ORCID

The ORCID (Open Researcher and Contributor ID) is a nonproprietary alphanumeric code to uniquely identify authors and contributors of scholarly communication as well as ORCID’s website and services to look up authors and their bibliographic output (and other user-supplied pieces of information). For more information, see: https://orcid.org/ This telescope syncs records from the ORCID AWS bucket and stores the up-to-date records in the BigQuery table.

The corresponding tables created in BigQuery are orcid.orcid and orcid.orcid_partitions.

Summary

Average runtime

15 hours

Average download size

70 GB

Harvest Type

AWS transfer

Harvest Frequency

Weekly

Runs on remote worker

True

Catchup missed runs

False

Table Write Disposition

Append

Update Frequency

Daily

Credentials Required

Yes

Uses Telescope Template

Stream

Using the transfer service

The files in the AWS bucket are transferred to a separate Google Cloud storage bucket using the storage transfer service. Unfortunately it is not possible to use the transfer service with a specified directory in a Google Cloud bucket, so a separate bucket needs to be created to sync the data. To use the transfer service it is required to enable the Storage Transfer API and to set the correct permissions on the Google Cloud Storage bucket as well as the AWS bucket.

Enabling the Storage Transfer API

The API should already be enabled from the Terraform set-up. If this is not the case, see the google support answer for info on how to enable an API. Search for the Storage Transfer API and enable this.

Setting permissions on Google Cloud bucket

A separate bucket needs to be created for the ORCID records. The following permissions are required on this Google Cloud bucket:

  • storage.buckets.get

  • storage.objects.list

  • storage.objects.get

  • storage.objects.create

The roles/storage.objectViewer and roles/storage.legacyBucketWriter roles together contain the permissions that are always required. These roles or permissions need to be assigned at the specific bucket to the service account performing the transfer.

The Storage Transfer Service uses the project-[$PROJECT_NUMBER]@storage-transfer-service.iam.gserviceaccount.com service account.

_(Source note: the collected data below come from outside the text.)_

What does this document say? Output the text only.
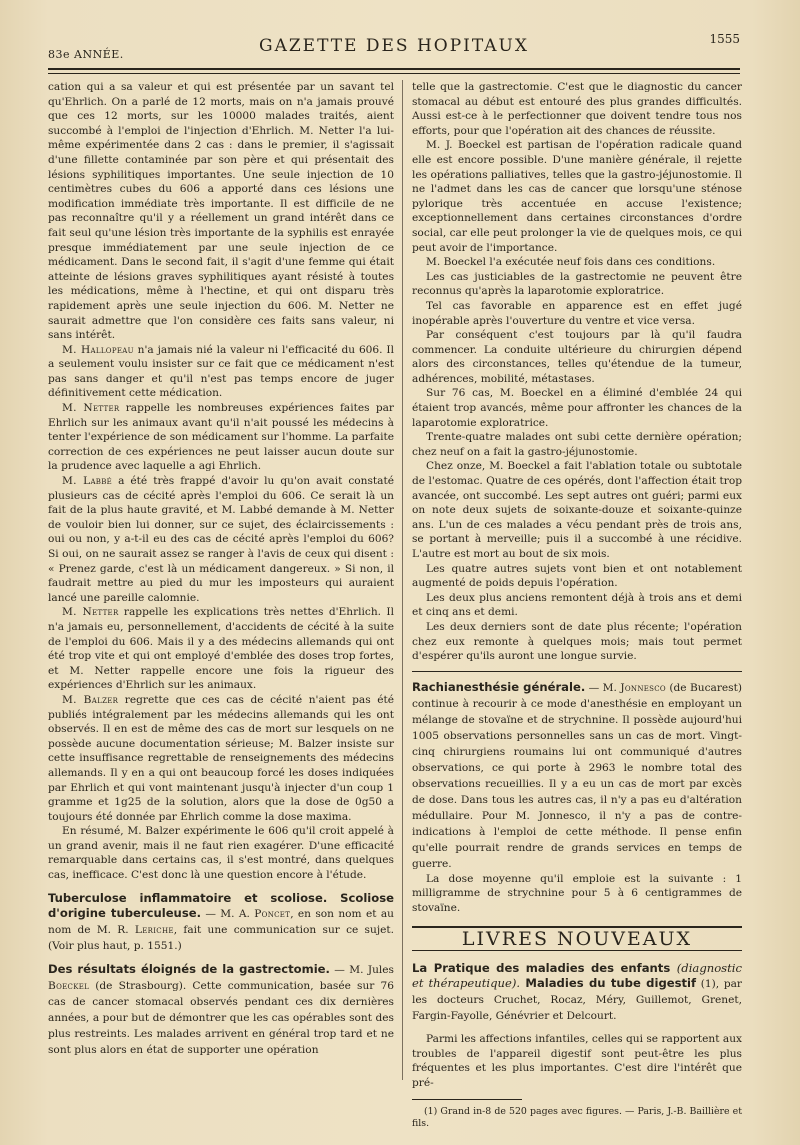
83e ANNÉE.	GAZETTE DES HOPITAUX	1555

cation qui a sa valeur et qui est présentée par un savant tel qu'Ehrlich. On a parlé de 12 morts, mais on n'a jamais prouvé que ces 12 morts, sur les 10000 malades traités, aient succombé à l'emploi de l'injection d'Ehrlich. M. Netter l'a lui-même expérimentée dans 2 cas : dans le premier, il s'agissait d'une fillette contaminée par son père et qui présentait des lésions syphilitiques importantes. Une seule injection de 10 centimètres cubes du 606 a apporté dans ces lésions une modification immédiate très importante. Il est difficile de ne pas reconnaître qu'il y a réellement un grand intérêt dans ce fait seul qu'une lésion très importante de la syphilis est enrayée presque immédiatement par une seule injection de ce médicament. Dans le second fait, il s'agit d'une femme qui était atteinte de lésions graves syphilitiques ayant résisté à toutes les médications, même à l'hectine, et qui ont disparu très rapidement après une seule injection du 606. M. Netter ne saurait admettre que l'on considère ces faits sans valeur, ni sans intérêt.

M. Hallopeau n'a jamais nié la valeur ni l'efficacité du 606. Il a seulement voulu insister sur ce fait que ce médicament n'est pas sans danger et qu'il n'est pas temps encore de juger définitivement cette médication.

M. Netter rappelle les nombreuses expériences faites par Ehrlich sur les animaux avant qu'il n'ait poussé les médecins à tenter l'expérience de son médicament sur l'homme. La parfaite correction de ces expériences ne peut laisser aucun doute sur la prudence avec laquelle a agi Ehrlich.

M. Labbé a été très frappé d'avoir lu qu'on avait constaté plusieurs cas de cécité après l'emploi du 606. Ce serait là un fait de la plus haute gravité, et M. Labbé demande à M. Netter de vouloir bien lui donner, sur ce sujet, des éclaircissements : oui ou non, y a-t-il eu des cas de cécité après l'emploi du 606? Si oui, on ne saurait assez se ranger à l'avis de ceux qui disent : « Prenez garde, c'est là un médicament dangereux. » Si non, il faudrait mettre au pied du mur les imposteurs qui auraient lancé une pareille calomnie.

M. Netter rappelle les explications très nettes d'Ehrlich. Il n'a jamais eu, personnellement, d'accidents de cécité à la suite de l'emploi du 606. Mais il y a des médecins allemands qui ont été trop vite et qui ont employé d'emblée des doses trop fortes, et M. Netter rappelle encore une fois la rigueur des expériences d'Ehrlich sur les animaux.

M. Balzer regrette que ces cas de cécité n'aient pas été publiés intégralement par les médecins allemands qui les ont observés. Il en est de même des cas de mort sur lesquels on ne possède aucune documentation sérieuse; M. Balzer insiste sur cette insuffisance regrettable de renseignements des médecins allemands. Il y en a qui ont beaucoup forcé les doses indiquées par Ehrlich et qui vont maintenant jusqu'à injecter d'un coup 1 gramme et 1g25 de la solution, alors que la dose de 0g50 a toujours été donnée par Ehrlich comme la dose maxima.

En résumé, M. Balzer expérimente le 606 qu'il croit appelé à un grand avenir, mais il ne faut rien exagérer. D'une efficacité remarquable dans certains cas, il s'est montré, dans quelques cas, inefficace. C'est donc là une question encore à l'étude.

Tuberculose inflammatoire et scoliose. Scoliose d'origine tuberculeuse. — M. A. Poncet, en son nom et au nom de M. R. Leriche, fait une communication sur ce sujet. (Voir plus haut, p. 1551.)
Des résultats éloignés de la gastrectomie. — M. Jules Boeckel (de Strasbourg). Cette communication, basée sur 76 cas de cancer stomacal observés pendant ces dix dernières années, a pour but de démontrer que les cas opérables sont des plus restreints. Les malades arrivent en général trop tard et ne sont plus alors en état de supporter une opération

telle que la gastrectomie. C'est que le diagnostic du cancer stomacal au début est entouré des plus grandes difficultés. Aussi est-ce à le perfectionner que doivent tendre tous nos efforts, pour que l'opération ait des chances de réussite.

M. J. Boeckel est partisan de l'opération radicale quand elle est encore possible. D'une manière générale, il rejette les opérations palliatives, telles que la gastro-jéjunostomie. Il ne l'admet dans les cas de cancer que lorsqu'une sténose pylorique très accentuée en accuse l'existence; exceptionnellement dans certaines circonstances d'ordre social, car elle peut prolonger la vie de quelques mois, ce qui peut avoir de l'importance.

M. Boeckel l'a exécutée neuf fois dans ces conditions.

Les cas justiciables de la gastrectomie ne peuvent être reconnus qu'après la laparotomie exploratrice.

Tel cas favorable en apparence est en effet jugé inopérable après l'ouverture du ventre et vice versa.

Par conséquent c'est toujours par là qu'il faudra commencer. La conduite ultérieure du chirurgien dépend alors des circonstances, telles qu'étendue de la tumeur, adhérences, mobilité, métastases.

Sur 76 cas, M. Boeckel en a éliminé d'emblée 24 qui étaient trop avancés, même pour affronter les chances de la laparotomie exploratrice.

Trente-quatre malades ont subi cette dernière opération; chez neuf on a fait la gastro-jéjunostomie.

Chez onze, M. Boeckel a fait l'ablation totale ou subtotale de l'estomac. Quatre de ces opérés, dont l'affection était trop avancée, ont succombé. Les sept autres ont guéri; parmi eux on note deux sujets de soixante-douze et soixante-quinze ans. L'un de ces malades a vécu pendant près de trois ans, se portant à merveille; puis il a succombé à une récidive. L'autre est mort au bout de six mois.

Les quatre autres sujets vont bien et ont notablement augmenté de poids depuis l'opération.

Les deux plus anciens remontent déjà à trois ans et demi et cinq ans et demi.

Les deux derniers sont de date plus récente; l'opération chez eux remonte à quelques mois; mais tout permet d'espérer qu'ils auront une longue survie.

Rachianesthésie générale. — M. Jonnesco (de Bucarest) continue à recourir à ce mode d'anesthésie en employant un mélange de stovaïne et de strychnine. Il possède aujourd'hui 1005 observations personnelles sans un cas de mort. Vingt-cinq chirurgiens roumains lui ont communiqué d'autres observations, ce qui porte à 2963 le nombre total des observations recueillies. Il y a eu un cas de mort par excès de dose. Dans tous les autres cas, il n'y a pas eu d'altération médullaire. Pour M. Jonnesco, il n'y a pas de contre-indications à l'emploi de cette méthode. Il pense enfin qu'elle pourrait rendre de grands services en temps de guerre.

La dose moyenne qu'il emploie est la suivante : 1 milligramme de strychnine pour 5 à 6 centigrammes de stovaïne.

LIVRES NOUVEAUX

La Pratique des maladies des enfants (diagnostic et thérapeutique). Maladies du tube digestif (1), par les docteurs Cruchet, Rocaz, Méry, Guillemot, Grenet, Fargin-Fayolle, Génévrier et Delcourt.

Parmi les affections infantiles, celles qui se rapportent aux troubles de l'appareil digestif sont peut-être les plus fréquentes et les plus importantes. C'est dire l'intérêt que pré-

(1) Grand in-8 de 520 pages avec figures. — Paris, J.-B. Baillière et fils.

Additionally, the Airflow Service account requires the storage.buckets.get permission on the ORCID bucket, in order to check whether the bucket exists before starting the telescope, the role Storage Admin contains this permission. The Airflow Service account is in the format of <project_id>@<project_id>.iam.gserviceaccount.com

Setting permissions on AWS bucket

The AWS buckets are managed by ORCID. There are three different buckets:

  • orcid-lambda-file

  • v2.0-summaries

  • v2.0-activities

In this telescope only the first two are used. The required policy for these buckets is:

{
  "Version": "2012-10-17",
  "Statement": [
    {
      "Effect": "Allow",
      "Action": [
        "s3:ListBucket",
        "s3:GetBucketLocation"
      ],
      "Resource": [
        "arn:aws:s3:::orcid-lambda-file",
        "arn:aws:s3:::v2.0-activities",
        "arn:aws:s3:::v2.0-summaries"
      ]
    },
    {
      "Effect": "Allow",
      "Action": [
        "s3:GetObject"
      ],
      "Resource": [
        "arn:aws:s3:::orcid-lambda-file/*",
        "arn:aws:s3:::v2.0-activities/*",
        "arn:aws:s3:::v2.0-summaries/*"
      ]
    }
  ]
}

Airflow connections

Note that all values need to be urlencoded. In the config.yaml file, the following airflow connections are required:

orcid

This connection contains the AWS access key id and secret access key that are used to access data in the AWS buckets. Make sure to URL encode each of the fields ‘access_key_id’ and ‘secret_access_key’.

orcid: aws://<access_key_id>:<secret_access_key>@

Airflow variables

In the config.yaml file, the following airflow variables are required (without gs:// prefix):

orcid_bucket

orcid_bucket: <orcid_bucket_name>